Construindo memórias enquanto teço

 Na nossa vida, deparamo-nos com muitas verdades. Mas uma das mais significantes ,na minha opinião, é sobre o tempo. Em nossa juventude queremos construir um castelo em poucos anos; na maturidade, a ideia é viver trocando a decoração;  mas é só  na velhice que percebemos que o melhor é apreciar a construção:  ver cada detalhe nas paredes com uma nova visão,  guardar momentos, emoldurar risadas e tecer novos aprendizados. 

A paciência, nesta etapa da vida, é como uma tecelã que não tem pressa de finalizar sua peça. Ela é sábia e entende que o processo é que tem importância; ele, sim vai definir a beleza do tecido. 

E, nesse caminhar de fios, haverá erros; nós se formarão.  Faz parte, fortifica a trama, mostra que não nos enganamos ao voltar e retirar as pedras do caminho. Mesmo depois da peça pronta, as lágrimas de decepção e de alegria é que vão unir os fios , que depois de secos criarão forma e mostrarão toda a sua real beleza.

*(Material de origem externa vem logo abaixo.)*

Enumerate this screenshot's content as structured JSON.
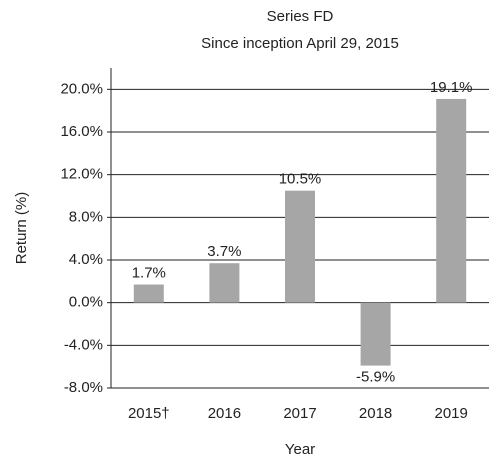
{
  "chart_data": {
    "type": "bar",
    "title": "Series FD",
    "subtitle": "Since inception April 29, 2015",
    "x_label": "Year",
    "y_label": "Return (%)",
    "categories": [
      "2015†",
      "2016",
      "2017",
      "2018",
      "2019"
    ],
    "values": [
      1.7,
      3.7,
      10.5,
      -5.9,
      19.1
    ],
    "value_labels": [
      "1.7%",
      "3.7%",
      "10.5%",
      "-5.9%",
      "19.1%"
    ],
    "color": "#a6a6a6",
    "ylim": [
      -8,
      22
    ],
    "yticks": [
      {
        "value": -8,
        "label": "-8.0%"
      },
      {
        "value": -4,
        "label": "-4.0%"
      },
      {
        "value": 0,
        "label": "0.0%"
      },
      {
        "value": 4,
        "label": "4.0%"
      },
      {
        "value": 8,
        "label": "8.0%"
      },
      {
        "value": 12,
        "label": "12.0%"
      },
      {
        "value": 16,
        "label": "16.0%"
      },
      {
        "value": 20,
        "label": "20.0%"
      }
    ],
    "grid": true
  }
}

Quando eu era nova, não entendia a lógica em arrumar os fios no tear e, logo, o trabalho virou um fardo. Agora, mais madura ,essa é  a parte que faço com atenção a cada troca de fios e cor. Aprendi que é aqui, na base, que irei definir como quero que minha peça se apresente, então eu me dedico todo o coração, porque cada erro, pode repercutir no resultado. Não quero ser definida por uma peça e sim pelo meu esforço.

Quando termino, já estou imaginando o recomeçar, porque as histórias não tem fim e novas metas precisam ser traçadas.

 Mesmo que o tempo seja sagaz e viva em desabalada corrida a nossa frente, nós devemos criar novos caminhos sem pressa, focando mais na beleza que criamos do que em ganhar essa competição imaginária. Porém, na vida como na arte, o conhecimento não chega logo; ele precisa ser cultivado para crescer e dar frutos.

 Mesmo sentindo o peso do tempo nas minhas costas eu também sinto as mãos da experiência, me ajudando a carregar esse peso. Essas são as pequenas lições de vida que encontramos nas tessituras do tempo.